The propaganda war between Kenya’s government and the terrorists downplays a number of key issues. Rampant corruption in the Kenyan police force means that some officers have been reported to use the mass round-up operations against Somalis and other undocumented persons for extortion. Others were accused of failing to protect Garissa students. What is more, no perpetrator in any major attack convicted so far has proven to be a refugee or asylum seeker. In Nairobi, the livelihoods of urban refugees are being destroyed while the wealthy profiteers of piracy and the arms trade across the Somali-Kenyan border go unharmed. More generally, unresolved land disputes in Kenya’s north and huge social inequalities across the country feed into home-grown terrorism. The 2007 post-election violence exposed the deep inequality and the dangers of angry, disenfranchised masses in a clientelistic democracy.
In the end, blanket crackdowns by the police and reactionary statements by Kenyan politicians against refugees and migrants in general mean that al-Shabaab is winning. The most democratic government in the East African region sees fit to roll back civil liberties and refugee rights, and curtail the rule of law. The government’s antagonistic policies would drive any refugee holding grievances against them (and considering violent action) toward the side of the terrorists. Beyond that, the Kenyan political elite might also benefit from pointing the finger at outsiders, allocating easy blame and brushing over the complex issues of corruption and inequality that perpetuate terrorism.

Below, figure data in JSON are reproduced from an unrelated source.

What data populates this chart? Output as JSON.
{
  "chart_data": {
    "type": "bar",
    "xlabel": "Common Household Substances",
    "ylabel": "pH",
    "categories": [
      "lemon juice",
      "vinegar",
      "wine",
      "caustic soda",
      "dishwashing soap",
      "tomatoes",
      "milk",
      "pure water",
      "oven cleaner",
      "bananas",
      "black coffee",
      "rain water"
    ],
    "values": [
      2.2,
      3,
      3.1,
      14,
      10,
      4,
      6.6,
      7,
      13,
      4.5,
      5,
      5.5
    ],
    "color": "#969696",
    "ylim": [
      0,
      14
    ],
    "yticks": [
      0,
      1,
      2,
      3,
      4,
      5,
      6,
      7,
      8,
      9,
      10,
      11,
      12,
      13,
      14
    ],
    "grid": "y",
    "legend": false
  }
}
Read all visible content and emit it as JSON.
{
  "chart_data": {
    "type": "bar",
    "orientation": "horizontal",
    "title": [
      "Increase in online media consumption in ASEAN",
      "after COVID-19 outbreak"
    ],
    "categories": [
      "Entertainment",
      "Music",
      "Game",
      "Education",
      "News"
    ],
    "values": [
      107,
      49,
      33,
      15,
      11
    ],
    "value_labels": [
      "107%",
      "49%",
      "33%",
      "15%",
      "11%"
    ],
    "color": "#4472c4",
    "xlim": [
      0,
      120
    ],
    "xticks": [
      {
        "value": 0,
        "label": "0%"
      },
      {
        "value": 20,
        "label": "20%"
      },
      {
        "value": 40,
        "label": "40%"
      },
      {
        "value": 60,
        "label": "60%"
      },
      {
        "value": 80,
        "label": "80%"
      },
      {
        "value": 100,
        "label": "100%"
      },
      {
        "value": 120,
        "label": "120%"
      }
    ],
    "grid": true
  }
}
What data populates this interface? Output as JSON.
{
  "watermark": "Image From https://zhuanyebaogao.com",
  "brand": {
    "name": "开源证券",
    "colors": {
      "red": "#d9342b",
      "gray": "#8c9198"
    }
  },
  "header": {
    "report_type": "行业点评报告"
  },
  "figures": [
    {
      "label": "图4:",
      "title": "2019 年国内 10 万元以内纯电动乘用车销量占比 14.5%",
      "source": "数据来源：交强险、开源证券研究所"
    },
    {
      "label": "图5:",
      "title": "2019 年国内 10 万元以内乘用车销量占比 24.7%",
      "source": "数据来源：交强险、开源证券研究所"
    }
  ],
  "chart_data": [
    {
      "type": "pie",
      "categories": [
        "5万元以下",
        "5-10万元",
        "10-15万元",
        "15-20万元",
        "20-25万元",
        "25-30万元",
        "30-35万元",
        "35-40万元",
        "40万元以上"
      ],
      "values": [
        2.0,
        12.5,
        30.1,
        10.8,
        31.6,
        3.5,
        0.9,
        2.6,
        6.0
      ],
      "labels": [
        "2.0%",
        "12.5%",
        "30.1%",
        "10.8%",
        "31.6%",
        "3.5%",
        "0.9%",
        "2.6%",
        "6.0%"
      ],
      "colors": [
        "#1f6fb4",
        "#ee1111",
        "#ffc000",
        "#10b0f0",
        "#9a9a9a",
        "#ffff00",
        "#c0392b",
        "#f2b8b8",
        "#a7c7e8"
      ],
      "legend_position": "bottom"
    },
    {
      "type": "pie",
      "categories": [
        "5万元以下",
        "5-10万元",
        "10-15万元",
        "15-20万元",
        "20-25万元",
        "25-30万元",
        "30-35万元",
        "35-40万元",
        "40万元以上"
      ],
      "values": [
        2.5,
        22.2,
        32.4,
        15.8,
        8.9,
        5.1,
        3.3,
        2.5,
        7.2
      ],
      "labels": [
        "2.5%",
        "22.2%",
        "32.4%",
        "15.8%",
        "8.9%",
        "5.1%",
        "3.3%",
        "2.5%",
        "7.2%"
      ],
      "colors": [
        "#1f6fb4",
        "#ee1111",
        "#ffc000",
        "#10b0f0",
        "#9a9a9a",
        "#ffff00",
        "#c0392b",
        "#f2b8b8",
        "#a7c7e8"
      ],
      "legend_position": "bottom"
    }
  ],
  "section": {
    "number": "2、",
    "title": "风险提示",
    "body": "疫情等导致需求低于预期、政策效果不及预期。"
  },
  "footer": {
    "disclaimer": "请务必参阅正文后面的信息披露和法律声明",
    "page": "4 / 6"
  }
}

Wole Soyinka’s grappling with the horrors of terrorism in Africa brought home all the unresolvable dilemmas that the world at large has been dealing with since the beginning of this age on September 11, 2001. The rhetoric of “standing together” against an external threat should be questioned by Kenyans if the implied consequence is rounding up people on the basis of their “foreign” exterior and pushing them out of the country.